Genii Weblog

How "lossy" is your data conversion?

Wed 28 Sep 2005, 02:49 PM

by Ben Langhinrichs
The term lossy is often used in image compression to describe a format that retains most of the original, but will lose something over the original.  For example, JPEG is a lossy image compression format, which saves space but risks some dimunition of fidelity.  The term lossy is also used for various other data compression format, including ZIP and RAR.

But what about lossy data conversion?  In particular, "rich text" formats such as MS RTF, HTML, XHTML, MIME, Word and Notes rich text all may represent formatted data in ways that look alike but are different under the covers.  What is worse is that these formats almost all have capabilities, both visual and action oriented, that do not match up.  Specifically, I spend a lot of time on Notes rich text to HTML/XHTML and HTML/XHTML to Notes rich text, especially with CoexEdit.The obvious goal is to minimize the loss in any conversion, how can you measure the loss?

The following three graphics might help explain what I mean.  The first is a Word document, which I then copied and pasted into the browser window for FCKEditor using CoexEdit.  I used a Firefox browser, but the result is similar with Internet Explorer.  After pasting into FCKEditor, I saved, which let CoexEdit do its bit of magic, then switched to my Notes client, where the final graphic is shown.

So, is this "good enough"?  I'm not sure.  There are a few slight differences, such as round bullets in MS Word becoming triangular bullets in FCKEditor and then back to round bullets in Notes, but that is probably just the presentation of the default bullet type.  There also seems to be a spacing issue after the Version 2.0, where an extra space has been added.  Are those good enough?  Only time (and our customers, who are always right) will tell.

MS Word (This is the original Word document, which I then copied)

Inline JPEG image

FCKEditor using CoexEdit called from Firefox (I pasted the Word content in here)

Inline JPEG image

Notes view of same document (CoexEdit handled auto-conversion from FCKEditor)

Inline JPEG image

Copyright 2005 Genii Software Ltd.

What has been said:

372.1. Nathan T. Freeman
(09/29/2005 01:16 AM)

Who used "lossy" when discussing ZIP or RAR files? They are lossless.
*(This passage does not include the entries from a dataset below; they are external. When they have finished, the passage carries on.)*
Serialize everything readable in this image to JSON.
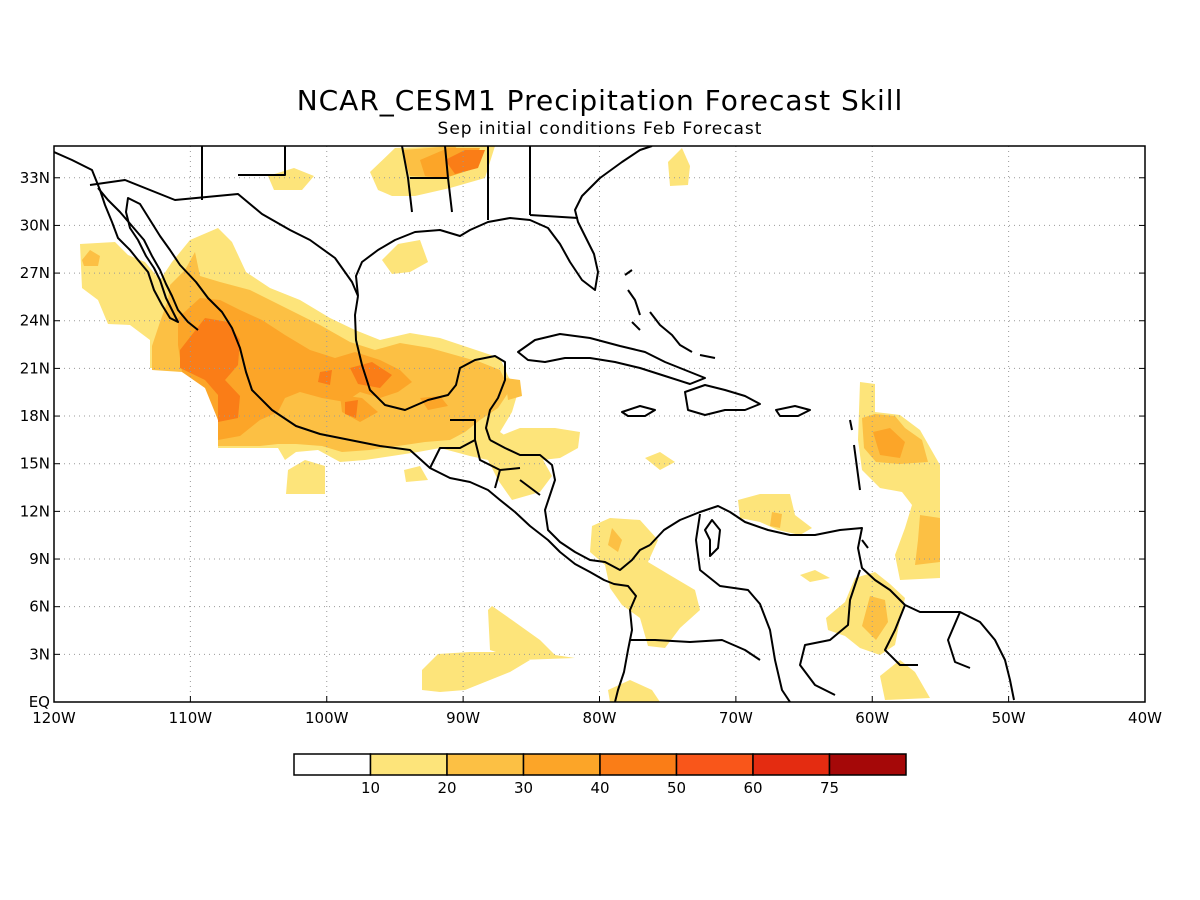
{
  "title": "NCAR_CESM1 Precipitation Forecast Skill",
  "subtitle": "Sep initial conditions  Feb Forecast",
  "map": {
    "projection": "lat-lon",
    "lon_range": [
      -120,
      -40
    ],
    "lat_range": [
      0,
      35
    ],
    "grid": "dotted",
    "lon_tick_labels": [
      "120W",
      "110W",
      "100W",
      "90W",
      "80W",
      "70W",
      "60W",
      "50W",
      "40W"
    ],
    "lat_tick_labels": [
      "EQ",
      "3N",
      "6N",
      "9N",
      "12N",
      "15N",
      "18N",
      "21N",
      "24N",
      "27N",
      "30N",
      "33N"
    ]
  },
  "colorbar": {
    "colors": [
      "#ffffff",
      "#fde47a",
      "#fcc044",
      "#fca528",
      "#fa7d17",
      "#f9561a",
      "#e42c11",
      "#a50808"
    ],
    "labels": [
      "10",
      "20",
      "30",
      "40",
      "50",
      "60",
      "75"
    ]
  }
}
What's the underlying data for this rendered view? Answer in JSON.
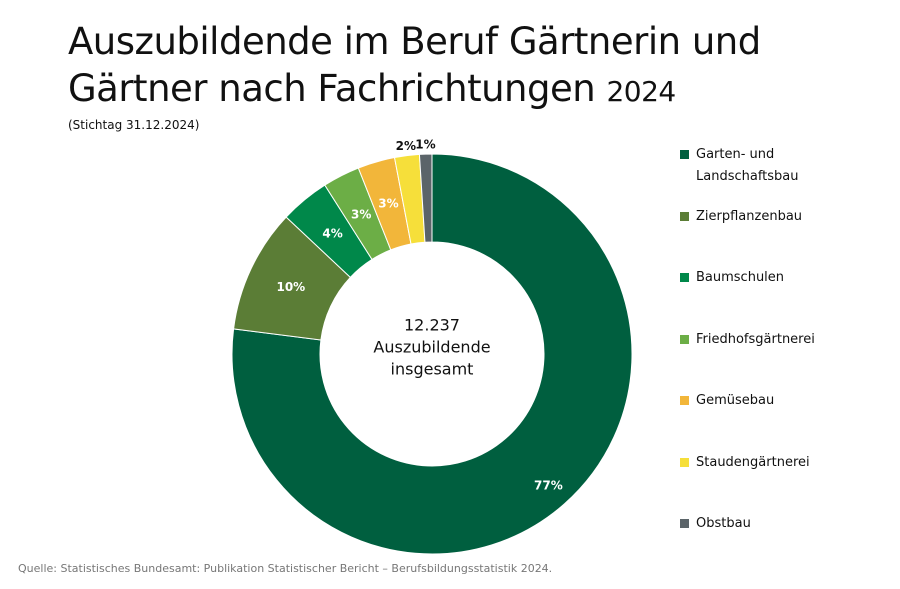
{
  "chart_data": {
    "type": "donut",
    "title": "Auszubildende im Beruf Gärtnerin und Gärtner nach Fachrichtungen",
    "title_year": "2024",
    "subtitle": "(Stichtag 31.12.2024)",
    "center_label": [
      "12.237",
      "Auszubildende",
      "insgesamt"
    ],
    "source": "Quelle: Statistisches Bundesamt: Publikation Statistischer Bericht – Berufsbildungsstatistik 2024.",
    "categories": [
      "Garten- und Landschaftsbau",
      "Zierpflanzenbau",
      "Baumschulen",
      "Friedhofsgärtnerei",
      "Gemüsebau",
      "Staudengärtnerei",
      "Obstbau"
    ],
    "values": [
      77,
      10,
      4,
      3,
      3,
      2,
      1
    ],
    "value_labels": [
      "77%",
      "10%",
      "4%",
      "3%",
      "3%",
      "2%",
      "1%"
    ],
    "colors": [
      "#005f3f",
      "#5b7d36",
      "#00884a",
      "#6cae46",
      "#f2b63a",
      "#f6df3a",
      "#5b6469"
    ]
  }
}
MP3 is a lossy format that pretty much everyone knows now, though.

372.2. Ben Langhinrichs
(09/29/2005 10:25 PM)

Good point.

372.3. Stan Rogers
(10/03/2005 12:51 PM)

C'mon Nathan -- compressed files will fit on smaller disks and flash drives, which are quite a bit easier to lose than their larger brethren. Thus "lossy" compression. Don't you keep up with the literature?